The sand was still wet from the earlier downpour. Behind him, coming from the Lanes’ rented house on the dunes, Jamie could hear the muted sound of someone playing a guitar and someone else singing along. He had requisitioned a half-empty bottle of Scotch from the kitchen counter, and a plastic cup from one of the cabinets, and had wandered down the rickety steps leading to the beach, eager for a breath of fresh air and a respite from the noise. He had left his shoes at the foot of the steps, and rolled his trousers midway to his shins. The sand was cool underfoot. The water gently nudged the shore.

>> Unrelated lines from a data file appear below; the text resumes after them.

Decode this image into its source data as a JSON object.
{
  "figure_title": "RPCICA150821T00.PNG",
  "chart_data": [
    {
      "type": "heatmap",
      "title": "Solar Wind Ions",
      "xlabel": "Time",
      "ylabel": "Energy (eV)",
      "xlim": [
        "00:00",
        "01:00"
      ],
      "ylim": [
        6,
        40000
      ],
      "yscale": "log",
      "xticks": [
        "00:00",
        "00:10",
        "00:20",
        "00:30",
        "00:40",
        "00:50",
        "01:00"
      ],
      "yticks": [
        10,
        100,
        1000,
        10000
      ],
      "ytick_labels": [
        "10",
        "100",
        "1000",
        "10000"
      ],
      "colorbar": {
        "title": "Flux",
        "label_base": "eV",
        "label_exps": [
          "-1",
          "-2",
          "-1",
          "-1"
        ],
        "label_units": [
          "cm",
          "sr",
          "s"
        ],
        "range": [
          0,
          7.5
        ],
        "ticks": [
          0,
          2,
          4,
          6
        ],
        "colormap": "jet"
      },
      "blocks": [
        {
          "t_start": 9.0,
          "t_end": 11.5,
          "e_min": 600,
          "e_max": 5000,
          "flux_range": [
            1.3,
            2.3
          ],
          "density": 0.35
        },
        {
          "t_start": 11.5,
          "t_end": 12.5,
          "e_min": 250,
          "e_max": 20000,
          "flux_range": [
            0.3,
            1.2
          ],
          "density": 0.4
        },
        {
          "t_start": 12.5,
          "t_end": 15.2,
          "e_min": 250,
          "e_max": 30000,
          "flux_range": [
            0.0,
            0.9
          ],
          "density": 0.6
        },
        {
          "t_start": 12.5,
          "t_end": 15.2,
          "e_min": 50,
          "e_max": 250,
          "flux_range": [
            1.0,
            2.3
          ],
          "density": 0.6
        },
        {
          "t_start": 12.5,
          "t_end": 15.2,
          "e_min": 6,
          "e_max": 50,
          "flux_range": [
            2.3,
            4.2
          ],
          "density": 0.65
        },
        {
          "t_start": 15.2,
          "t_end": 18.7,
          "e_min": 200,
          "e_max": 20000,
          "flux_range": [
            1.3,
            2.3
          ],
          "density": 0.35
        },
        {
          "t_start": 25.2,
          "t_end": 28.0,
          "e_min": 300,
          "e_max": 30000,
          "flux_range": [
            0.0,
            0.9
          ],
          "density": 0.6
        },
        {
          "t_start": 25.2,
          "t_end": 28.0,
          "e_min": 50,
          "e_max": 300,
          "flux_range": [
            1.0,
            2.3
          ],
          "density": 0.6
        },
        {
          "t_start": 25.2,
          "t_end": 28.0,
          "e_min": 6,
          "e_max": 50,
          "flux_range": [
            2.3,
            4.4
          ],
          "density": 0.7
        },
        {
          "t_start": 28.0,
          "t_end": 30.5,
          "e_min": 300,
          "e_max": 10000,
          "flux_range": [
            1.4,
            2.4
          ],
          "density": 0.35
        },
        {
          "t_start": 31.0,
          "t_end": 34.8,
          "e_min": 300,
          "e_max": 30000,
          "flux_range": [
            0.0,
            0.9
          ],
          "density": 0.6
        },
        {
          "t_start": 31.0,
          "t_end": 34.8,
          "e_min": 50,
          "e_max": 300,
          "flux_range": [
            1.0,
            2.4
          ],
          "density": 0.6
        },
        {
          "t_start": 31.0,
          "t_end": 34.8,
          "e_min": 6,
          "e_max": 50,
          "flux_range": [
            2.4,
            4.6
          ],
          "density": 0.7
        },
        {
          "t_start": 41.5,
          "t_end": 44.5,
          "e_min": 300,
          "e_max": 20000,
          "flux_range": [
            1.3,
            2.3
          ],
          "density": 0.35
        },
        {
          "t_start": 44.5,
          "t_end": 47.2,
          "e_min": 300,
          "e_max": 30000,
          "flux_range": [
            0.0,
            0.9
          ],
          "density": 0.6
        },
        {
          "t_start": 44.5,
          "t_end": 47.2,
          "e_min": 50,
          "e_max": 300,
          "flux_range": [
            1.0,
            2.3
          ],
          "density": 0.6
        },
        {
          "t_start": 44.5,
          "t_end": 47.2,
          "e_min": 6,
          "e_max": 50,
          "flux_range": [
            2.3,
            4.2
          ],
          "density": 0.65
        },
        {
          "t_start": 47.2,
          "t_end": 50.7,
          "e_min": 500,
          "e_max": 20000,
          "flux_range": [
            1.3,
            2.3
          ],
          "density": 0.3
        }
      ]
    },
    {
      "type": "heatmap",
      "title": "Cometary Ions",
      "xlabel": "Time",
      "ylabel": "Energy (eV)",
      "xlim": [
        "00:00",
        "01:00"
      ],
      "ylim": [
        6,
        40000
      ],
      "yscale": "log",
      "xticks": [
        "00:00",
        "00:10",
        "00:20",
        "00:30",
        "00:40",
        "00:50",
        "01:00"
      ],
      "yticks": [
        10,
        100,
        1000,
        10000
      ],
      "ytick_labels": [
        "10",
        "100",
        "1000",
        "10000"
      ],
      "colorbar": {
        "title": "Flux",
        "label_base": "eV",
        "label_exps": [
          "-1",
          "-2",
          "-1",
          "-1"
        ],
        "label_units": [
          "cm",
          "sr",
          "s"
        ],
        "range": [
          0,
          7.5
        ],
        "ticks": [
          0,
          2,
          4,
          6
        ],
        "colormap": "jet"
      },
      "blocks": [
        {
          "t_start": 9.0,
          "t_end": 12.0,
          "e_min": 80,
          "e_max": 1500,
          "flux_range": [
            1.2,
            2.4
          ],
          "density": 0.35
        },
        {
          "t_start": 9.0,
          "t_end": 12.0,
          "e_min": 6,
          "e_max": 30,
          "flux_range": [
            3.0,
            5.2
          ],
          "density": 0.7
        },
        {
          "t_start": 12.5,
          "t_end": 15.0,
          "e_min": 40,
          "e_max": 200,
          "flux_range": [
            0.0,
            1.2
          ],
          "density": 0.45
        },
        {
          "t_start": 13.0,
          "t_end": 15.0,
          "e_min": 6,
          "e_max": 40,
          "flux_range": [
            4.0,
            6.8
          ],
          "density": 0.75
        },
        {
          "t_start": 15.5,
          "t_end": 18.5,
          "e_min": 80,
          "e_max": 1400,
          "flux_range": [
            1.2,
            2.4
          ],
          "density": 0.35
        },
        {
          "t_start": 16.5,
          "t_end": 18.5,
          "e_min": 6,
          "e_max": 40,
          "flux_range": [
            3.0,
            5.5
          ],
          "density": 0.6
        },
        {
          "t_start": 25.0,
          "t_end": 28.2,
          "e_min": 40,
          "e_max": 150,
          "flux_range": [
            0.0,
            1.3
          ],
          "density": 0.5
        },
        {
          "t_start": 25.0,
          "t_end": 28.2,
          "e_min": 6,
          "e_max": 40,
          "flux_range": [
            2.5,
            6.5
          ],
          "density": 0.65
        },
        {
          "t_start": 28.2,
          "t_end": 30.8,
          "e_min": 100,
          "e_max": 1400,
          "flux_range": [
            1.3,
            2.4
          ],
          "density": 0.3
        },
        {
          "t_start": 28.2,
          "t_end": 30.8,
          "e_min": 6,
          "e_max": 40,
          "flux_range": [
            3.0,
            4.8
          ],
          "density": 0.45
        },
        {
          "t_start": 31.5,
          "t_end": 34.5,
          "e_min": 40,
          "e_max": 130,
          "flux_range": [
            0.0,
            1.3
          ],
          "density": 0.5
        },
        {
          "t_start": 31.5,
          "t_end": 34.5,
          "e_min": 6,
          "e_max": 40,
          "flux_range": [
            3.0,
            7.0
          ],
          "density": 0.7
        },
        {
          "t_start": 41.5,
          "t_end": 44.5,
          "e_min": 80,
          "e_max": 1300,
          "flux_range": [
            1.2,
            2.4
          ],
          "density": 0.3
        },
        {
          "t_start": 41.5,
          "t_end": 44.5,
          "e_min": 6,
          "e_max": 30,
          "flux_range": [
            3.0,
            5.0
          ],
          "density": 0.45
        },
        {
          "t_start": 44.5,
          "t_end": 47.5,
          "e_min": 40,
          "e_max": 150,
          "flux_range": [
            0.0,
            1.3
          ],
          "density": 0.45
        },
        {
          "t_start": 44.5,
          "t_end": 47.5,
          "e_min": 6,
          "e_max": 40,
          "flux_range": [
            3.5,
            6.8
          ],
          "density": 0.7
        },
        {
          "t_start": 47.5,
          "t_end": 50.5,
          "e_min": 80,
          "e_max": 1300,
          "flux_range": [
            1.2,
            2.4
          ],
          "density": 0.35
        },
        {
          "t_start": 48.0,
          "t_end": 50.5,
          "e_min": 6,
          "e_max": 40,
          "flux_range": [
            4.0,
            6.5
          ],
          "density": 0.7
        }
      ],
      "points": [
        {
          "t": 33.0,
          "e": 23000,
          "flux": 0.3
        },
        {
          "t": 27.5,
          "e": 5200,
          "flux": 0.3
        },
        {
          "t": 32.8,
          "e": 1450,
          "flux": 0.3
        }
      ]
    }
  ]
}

He saw, at first, only the gold of her top and the blond of her hair catching whatever faint light filtered to the beach from the house above. She was sitting alone on a black raincoat spread on the sand, smoking, looking out over the water. She seemed engrossed in thought; he almost turned to walk up the beach in the opposite direction — but she had already seen him. He hesitated, and then went to where she was sitting.

“Hello,” he said.

“Hello,” she answered, and sucked on the cigarette. He realized all at once that it was marijuana.

“Think it’s going to clear up?” he asked.